This blog has existed now for 3 years, and its functions have been shifting just like my cells do.
If you scroll below under the line, that is what I orginially wrote to those who were seeking to understand why I blogged.
These thoughts are still true, but it’s kind of comical now for me to look back and read and see what I wrote. These seed-ideas have grown, grown into something I didn’t think was even possible.
The first entry of the blog was this:
I just turned 23 years old a week ago.
I just found out that I have cancer again–for the third time–on my parents anniversary.
1, 2, 3 strikes, you’re out.
I’m not out; cancer is.
And now, after a year of treatment and then a year of being cancer-free, I am back again, typing and blogging and seeking to understand with words.
These are my prayers, my honest thoughts.
They are written to update you, yes, but more importantly to help me sort out and understand what God is doing from this side of a laptop screen.
Why am I blogging? Good question.
 I have many friends and family who desire to have updates on my life and what is going on health-wise. It can be (to the fault of no one) overwhelming and a lot to handle to communicate with everyone. Plus, I can forget who I have talked to about what, what they know, how they can be praying for me, etc. This format will help me maintain connection with friends and family and keep us all posted.
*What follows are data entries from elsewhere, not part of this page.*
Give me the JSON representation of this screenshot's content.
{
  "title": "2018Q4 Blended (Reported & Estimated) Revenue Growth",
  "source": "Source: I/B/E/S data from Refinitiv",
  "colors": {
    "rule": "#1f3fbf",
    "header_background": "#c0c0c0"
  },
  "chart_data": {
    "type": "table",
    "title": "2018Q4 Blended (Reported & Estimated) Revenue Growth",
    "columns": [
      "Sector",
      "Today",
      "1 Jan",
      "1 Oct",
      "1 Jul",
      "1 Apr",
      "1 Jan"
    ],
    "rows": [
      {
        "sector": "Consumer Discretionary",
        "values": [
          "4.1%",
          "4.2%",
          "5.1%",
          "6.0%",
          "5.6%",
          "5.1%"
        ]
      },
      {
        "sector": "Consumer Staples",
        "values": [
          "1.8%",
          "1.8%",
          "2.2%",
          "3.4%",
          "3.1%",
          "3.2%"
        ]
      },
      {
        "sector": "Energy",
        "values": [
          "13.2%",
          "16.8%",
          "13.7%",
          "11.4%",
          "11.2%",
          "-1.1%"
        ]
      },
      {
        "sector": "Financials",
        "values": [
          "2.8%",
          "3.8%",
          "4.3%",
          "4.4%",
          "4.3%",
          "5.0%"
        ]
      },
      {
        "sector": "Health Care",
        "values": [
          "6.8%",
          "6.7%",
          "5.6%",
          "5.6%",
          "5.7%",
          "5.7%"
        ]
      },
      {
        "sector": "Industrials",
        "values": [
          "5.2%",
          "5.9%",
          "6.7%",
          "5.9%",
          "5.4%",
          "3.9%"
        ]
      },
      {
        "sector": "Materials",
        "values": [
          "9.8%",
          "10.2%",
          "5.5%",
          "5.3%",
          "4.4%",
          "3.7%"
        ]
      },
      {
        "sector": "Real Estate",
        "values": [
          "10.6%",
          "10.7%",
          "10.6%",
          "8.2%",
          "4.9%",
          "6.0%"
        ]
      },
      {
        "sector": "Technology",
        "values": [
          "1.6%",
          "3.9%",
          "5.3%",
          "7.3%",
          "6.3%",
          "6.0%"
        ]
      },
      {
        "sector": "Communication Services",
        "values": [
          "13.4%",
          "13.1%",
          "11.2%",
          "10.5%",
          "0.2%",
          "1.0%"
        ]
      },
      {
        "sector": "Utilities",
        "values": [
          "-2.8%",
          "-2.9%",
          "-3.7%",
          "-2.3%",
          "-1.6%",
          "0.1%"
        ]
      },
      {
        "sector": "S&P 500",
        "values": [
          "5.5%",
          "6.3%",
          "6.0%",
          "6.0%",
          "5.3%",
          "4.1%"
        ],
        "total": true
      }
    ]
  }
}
 My brain needs it. I’m a writer. That’s part of my design. I need to remember these moments for myself, to record, to reflect, to recollect. There can be a lot going on at once and some days slower than others.
 My hope is to see God also move in this somewhere. I know he will indeed, there is no doubt in my mind as he has done it before and will do so again. [Romans 8:28 “And we know that in all things God works for the good of those who love him, who have been called according to his purpose.”] How can I not see it if I am not trying to track all that is going on? He moves and acts a lot differently than I can come to expect, that is for sure.
There will be times when I am just writing out of the Englishy/lover of words self that I am. I am not meaning to confuse but to create and articulate. And other times it will be just plain and straightforward on what is going on. I have honestly no idea how I will write mostly, if one will overshadow another. But its ultimately me writing from every angle my thoughts, observations, updates and prayers.
As for consistency…we will see! Ha, I will try.
Thanks for reading and desiring to know about my life! That is huge to know there are others who are praying and thinking of me. And I am doing so for you, always, in return.